A year ago today, around this time actually, I tried to kill myself. Why? Because I hated myself, I hated my life and I thought that everyone else’s lives would have been happier and brighter without me in it. I felt this way after about 8 years of bullying, failed self-harming attempts and depression which spiraled out of control and ultimately led to my attempted suicide.
Why am I telling you this? Some people would see this as a sad day; remembering a day when I was so sad that I thought the only way out of it was suicide. But the reason I am telling you this is because it has been a whole year, a whole year that I wouldn’t have had if I jumped out of my window and died. I wouldn’t have seen my 16th Birthday, I wouldn’t have seen my Prom and most of all I wouldn’t have seen my family or friends ever again. But God saved me before I could make this mistake…
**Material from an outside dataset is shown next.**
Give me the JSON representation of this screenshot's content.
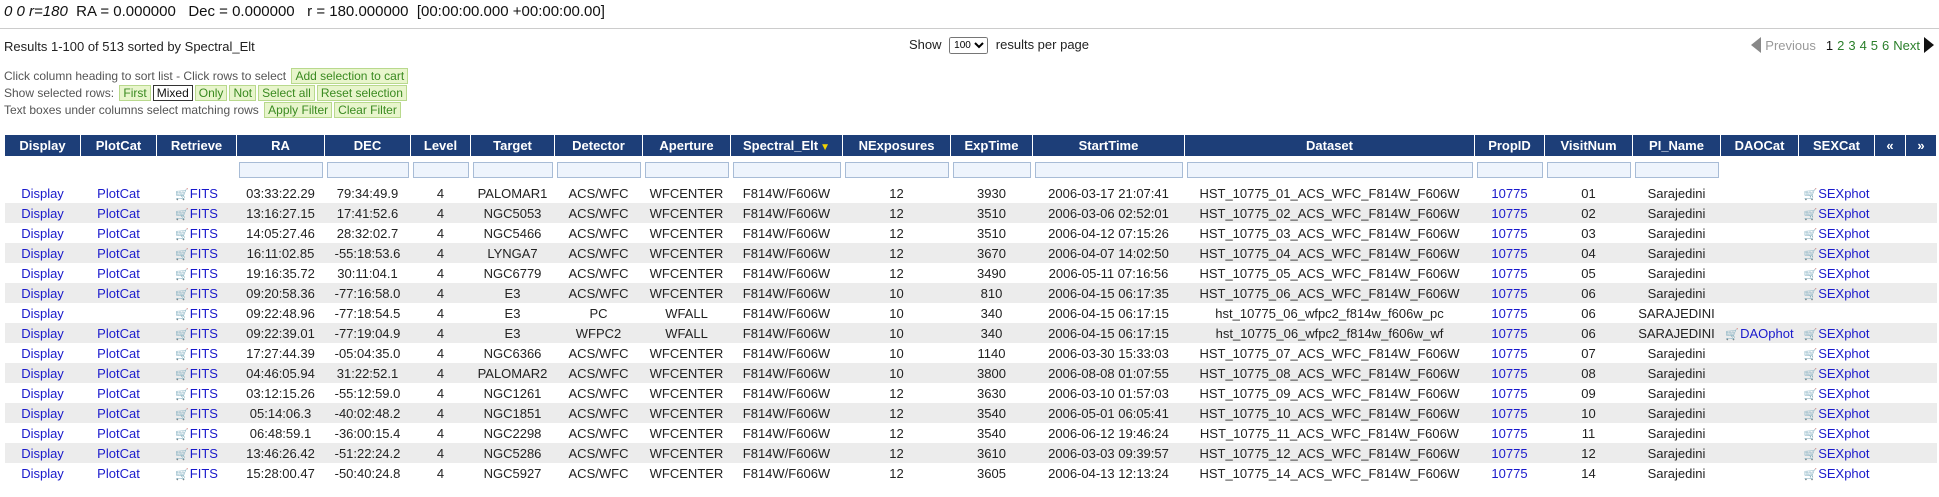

So for this year that I have had; this moment that I have right now – I am grateful! God saved me and God is with me always and I love him for that and so much more. I am beyond grateful for all that he has done and all the people he has put in my life to keep me encouraged e.g. my parents, my family, my church family, and my friends.
The reason I wrote this post is just to express how happy I am to be alive and how grateful I am to be here.
And last but not least, I need to tell you this: I Love You, I Appreciate You and I Am Blessed To Know You!
Continue to be Beautiful, Blessed and Victorious!